De nombreux New-Yorkais s'interrogent sur Zohran Mamdani: le candidat démocrate, élu à l’assemblée de l’État depuis moins de cinq ans et largement favori, est-il prêt à diriger la plus grande ville du pays ? Son premier et unique emploi à temps plein en dehors de la politique a consisté à conseiller des propriétaires en difficulté au sein d'une petite association à but non lucratif du Queens pendant environ un an. S'il est élu, il deviendra, à 34 ans, le plus jeune maire de New York depuis 1917.
Deux femmes, Mikie Sherrill, 53 ans, dans le New Jersey, et Abigail Spanberger, 46 ans, en Virginie, portent les espoirs du Parti démocrate. Toutes les deux élues à la Chambre des représentants en 2018, elles ont en commun leur positionnement centriste et un parcours professionnel dans l’appareil de sécurité nationale. La première, comme pilote d’hélicoptère dans la marine, la seconde, comme officier de renseignement à la CIA. A Washington, ces deux élues à la chambre des Représentants, ont même partagé un appartement à deux pas du Capitole. Les deux candidates ont axé leur campagne sur la compétence et le pragmatisme pour répondrre aux questions qui préoccupent les électeurs comme le coût de l’électricité, l’emploi et le logement. En Virginie, Abigail Spanberger part largement favorite devant sa concurrente républicaine Winsome Earle-Sears.
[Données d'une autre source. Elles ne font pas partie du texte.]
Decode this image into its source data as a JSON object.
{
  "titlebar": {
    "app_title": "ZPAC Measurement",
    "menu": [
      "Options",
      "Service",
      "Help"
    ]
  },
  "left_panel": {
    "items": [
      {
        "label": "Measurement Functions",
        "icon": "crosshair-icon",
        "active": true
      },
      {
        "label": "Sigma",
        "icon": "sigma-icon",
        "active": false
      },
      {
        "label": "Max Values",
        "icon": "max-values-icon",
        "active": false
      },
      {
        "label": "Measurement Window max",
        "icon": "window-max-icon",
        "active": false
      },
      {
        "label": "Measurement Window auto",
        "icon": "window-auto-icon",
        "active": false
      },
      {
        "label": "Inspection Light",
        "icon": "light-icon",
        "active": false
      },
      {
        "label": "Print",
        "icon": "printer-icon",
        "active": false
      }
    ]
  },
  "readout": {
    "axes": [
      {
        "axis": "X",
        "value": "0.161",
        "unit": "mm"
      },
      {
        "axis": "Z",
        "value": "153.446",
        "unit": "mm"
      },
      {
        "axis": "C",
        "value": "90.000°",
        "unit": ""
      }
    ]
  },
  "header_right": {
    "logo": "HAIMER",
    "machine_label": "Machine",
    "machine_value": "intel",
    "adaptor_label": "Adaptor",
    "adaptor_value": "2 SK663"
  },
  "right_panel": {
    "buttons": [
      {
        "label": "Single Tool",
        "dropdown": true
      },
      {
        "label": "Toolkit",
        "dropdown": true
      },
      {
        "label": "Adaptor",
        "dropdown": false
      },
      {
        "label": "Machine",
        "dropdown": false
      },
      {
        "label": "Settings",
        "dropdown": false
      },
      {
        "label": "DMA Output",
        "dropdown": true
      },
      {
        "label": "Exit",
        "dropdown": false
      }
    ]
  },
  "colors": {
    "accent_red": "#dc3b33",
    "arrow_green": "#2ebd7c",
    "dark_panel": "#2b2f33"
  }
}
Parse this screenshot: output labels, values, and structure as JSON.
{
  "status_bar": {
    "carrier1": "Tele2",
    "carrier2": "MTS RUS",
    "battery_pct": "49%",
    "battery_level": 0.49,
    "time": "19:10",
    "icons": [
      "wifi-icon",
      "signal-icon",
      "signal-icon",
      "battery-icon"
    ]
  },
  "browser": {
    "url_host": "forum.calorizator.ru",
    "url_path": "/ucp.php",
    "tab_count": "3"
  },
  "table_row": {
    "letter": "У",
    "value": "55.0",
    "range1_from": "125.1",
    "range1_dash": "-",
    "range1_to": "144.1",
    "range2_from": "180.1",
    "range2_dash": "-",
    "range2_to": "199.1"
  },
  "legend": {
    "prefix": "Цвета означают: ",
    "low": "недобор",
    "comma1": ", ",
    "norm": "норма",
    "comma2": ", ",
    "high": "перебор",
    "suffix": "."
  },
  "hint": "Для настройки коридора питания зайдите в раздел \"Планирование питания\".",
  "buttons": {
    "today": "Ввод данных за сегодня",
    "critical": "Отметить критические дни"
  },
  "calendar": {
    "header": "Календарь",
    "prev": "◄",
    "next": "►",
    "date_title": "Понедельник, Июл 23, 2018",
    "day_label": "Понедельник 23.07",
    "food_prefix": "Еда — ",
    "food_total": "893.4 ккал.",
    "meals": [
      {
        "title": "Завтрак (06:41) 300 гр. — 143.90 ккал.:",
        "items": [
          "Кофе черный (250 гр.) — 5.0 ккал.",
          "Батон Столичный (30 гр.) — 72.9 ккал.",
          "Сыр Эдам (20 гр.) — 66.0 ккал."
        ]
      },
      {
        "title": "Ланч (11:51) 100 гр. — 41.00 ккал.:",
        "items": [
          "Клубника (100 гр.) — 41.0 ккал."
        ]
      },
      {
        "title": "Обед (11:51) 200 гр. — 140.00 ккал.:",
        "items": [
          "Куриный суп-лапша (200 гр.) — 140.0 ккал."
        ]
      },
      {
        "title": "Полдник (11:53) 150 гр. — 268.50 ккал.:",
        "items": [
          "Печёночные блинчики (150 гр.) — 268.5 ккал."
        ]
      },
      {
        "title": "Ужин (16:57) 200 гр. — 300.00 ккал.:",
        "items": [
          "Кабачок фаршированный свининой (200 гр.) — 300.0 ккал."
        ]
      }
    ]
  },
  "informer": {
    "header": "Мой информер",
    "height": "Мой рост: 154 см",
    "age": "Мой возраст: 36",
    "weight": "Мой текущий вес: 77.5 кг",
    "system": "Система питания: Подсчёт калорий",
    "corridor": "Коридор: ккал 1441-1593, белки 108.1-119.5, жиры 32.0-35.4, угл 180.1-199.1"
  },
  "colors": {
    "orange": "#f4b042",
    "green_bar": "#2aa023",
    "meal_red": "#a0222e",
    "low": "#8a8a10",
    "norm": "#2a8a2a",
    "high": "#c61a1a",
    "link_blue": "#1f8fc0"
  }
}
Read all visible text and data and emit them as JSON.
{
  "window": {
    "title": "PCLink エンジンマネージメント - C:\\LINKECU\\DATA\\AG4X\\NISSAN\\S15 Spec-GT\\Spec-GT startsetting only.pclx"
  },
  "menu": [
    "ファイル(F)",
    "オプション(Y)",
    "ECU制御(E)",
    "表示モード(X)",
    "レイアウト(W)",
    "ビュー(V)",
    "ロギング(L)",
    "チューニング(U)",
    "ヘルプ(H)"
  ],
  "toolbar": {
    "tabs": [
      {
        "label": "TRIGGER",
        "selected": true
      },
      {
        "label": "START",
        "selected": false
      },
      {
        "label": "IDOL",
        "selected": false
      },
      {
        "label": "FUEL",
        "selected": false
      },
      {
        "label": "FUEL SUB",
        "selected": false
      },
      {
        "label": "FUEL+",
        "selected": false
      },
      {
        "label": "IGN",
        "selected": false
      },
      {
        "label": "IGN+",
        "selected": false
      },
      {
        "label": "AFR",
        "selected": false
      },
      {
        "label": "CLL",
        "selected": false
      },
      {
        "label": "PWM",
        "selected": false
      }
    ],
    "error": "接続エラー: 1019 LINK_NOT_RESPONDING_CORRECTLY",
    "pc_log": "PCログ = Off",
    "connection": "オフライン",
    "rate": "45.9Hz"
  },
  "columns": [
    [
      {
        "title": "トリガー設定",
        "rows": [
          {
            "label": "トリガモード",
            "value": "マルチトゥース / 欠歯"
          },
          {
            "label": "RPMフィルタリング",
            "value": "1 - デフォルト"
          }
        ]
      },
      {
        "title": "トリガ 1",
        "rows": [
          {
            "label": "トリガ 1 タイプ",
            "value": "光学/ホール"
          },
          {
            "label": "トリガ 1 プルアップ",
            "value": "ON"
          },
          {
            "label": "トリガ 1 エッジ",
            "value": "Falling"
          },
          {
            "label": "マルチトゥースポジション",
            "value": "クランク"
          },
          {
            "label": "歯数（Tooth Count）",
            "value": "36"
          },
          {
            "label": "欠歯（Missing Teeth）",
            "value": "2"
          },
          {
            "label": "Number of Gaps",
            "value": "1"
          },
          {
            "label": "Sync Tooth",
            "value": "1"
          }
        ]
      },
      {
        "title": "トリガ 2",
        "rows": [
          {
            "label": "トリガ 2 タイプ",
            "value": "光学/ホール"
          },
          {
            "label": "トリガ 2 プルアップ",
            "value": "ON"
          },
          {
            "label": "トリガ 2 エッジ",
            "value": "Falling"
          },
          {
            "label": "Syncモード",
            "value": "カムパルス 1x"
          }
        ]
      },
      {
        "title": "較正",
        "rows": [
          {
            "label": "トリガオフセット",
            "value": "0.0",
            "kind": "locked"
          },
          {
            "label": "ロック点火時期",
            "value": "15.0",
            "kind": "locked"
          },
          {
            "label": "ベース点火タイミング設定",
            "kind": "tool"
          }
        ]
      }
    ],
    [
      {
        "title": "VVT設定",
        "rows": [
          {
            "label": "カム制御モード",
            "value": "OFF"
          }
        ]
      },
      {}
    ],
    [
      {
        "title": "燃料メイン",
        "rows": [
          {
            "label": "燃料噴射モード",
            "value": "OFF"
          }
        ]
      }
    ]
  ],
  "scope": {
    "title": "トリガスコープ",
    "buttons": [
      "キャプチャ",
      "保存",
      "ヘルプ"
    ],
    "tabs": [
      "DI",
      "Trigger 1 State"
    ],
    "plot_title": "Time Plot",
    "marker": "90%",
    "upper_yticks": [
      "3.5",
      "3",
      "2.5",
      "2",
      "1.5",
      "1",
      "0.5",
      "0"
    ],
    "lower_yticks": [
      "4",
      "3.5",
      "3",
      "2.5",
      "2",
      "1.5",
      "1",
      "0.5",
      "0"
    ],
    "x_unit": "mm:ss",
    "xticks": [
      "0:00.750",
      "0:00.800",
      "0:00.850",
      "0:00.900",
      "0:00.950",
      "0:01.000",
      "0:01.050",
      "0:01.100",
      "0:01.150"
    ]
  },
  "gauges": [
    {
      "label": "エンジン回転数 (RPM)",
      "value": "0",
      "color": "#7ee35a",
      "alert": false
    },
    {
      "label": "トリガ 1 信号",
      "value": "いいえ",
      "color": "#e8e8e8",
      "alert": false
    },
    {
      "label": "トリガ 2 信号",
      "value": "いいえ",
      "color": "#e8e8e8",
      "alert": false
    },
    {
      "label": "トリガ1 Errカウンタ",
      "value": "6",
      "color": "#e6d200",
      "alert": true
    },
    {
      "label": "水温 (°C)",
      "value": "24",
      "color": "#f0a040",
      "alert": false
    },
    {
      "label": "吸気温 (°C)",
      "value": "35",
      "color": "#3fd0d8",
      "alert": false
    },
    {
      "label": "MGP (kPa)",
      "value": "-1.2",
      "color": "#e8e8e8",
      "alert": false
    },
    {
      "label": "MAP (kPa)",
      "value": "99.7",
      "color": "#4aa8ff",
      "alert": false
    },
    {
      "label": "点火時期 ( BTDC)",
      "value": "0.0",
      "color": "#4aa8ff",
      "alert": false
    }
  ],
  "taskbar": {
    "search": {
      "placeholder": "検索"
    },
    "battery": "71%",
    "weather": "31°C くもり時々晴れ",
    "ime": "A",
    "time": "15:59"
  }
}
Dans le New Jersey, Mikie Sherril est au coude à coude avec son adversaire républicain Jack Ciattarelli.
Maine. Graham Platner, un démocrate contre l'establishment. Cet ancien Marines devenu producteur d’huitres, candidat à la primaire démocrate du mois de juin 2026, pour l’élection au Sénat en novembre 2026, capte l’attention des électeurs democrates. Récemment, des révélations sur une série d’anciens messages contenant des propos homophobes, publiés sur Reddit, et un tatouage nazi qu’il a fait depuis disparaître, ont suscité la polémique. Son populisme économique et son profil se rapprochent des attentes de l’électorat, à l’opposé des caciques de l’establishment démocrate: il est jeune, quand ils sont vieux ; il a servi dans les Marines en Irak et en Afghanistan quand ils ont fait Harvard ; il travaillait sur un bateau quand ils émargeaient chez McKinsey ; il prononce sans hésiter le mot «génocide » alors que les élites démocrates esquivent la question lorsqu’on les interroge sur Israël.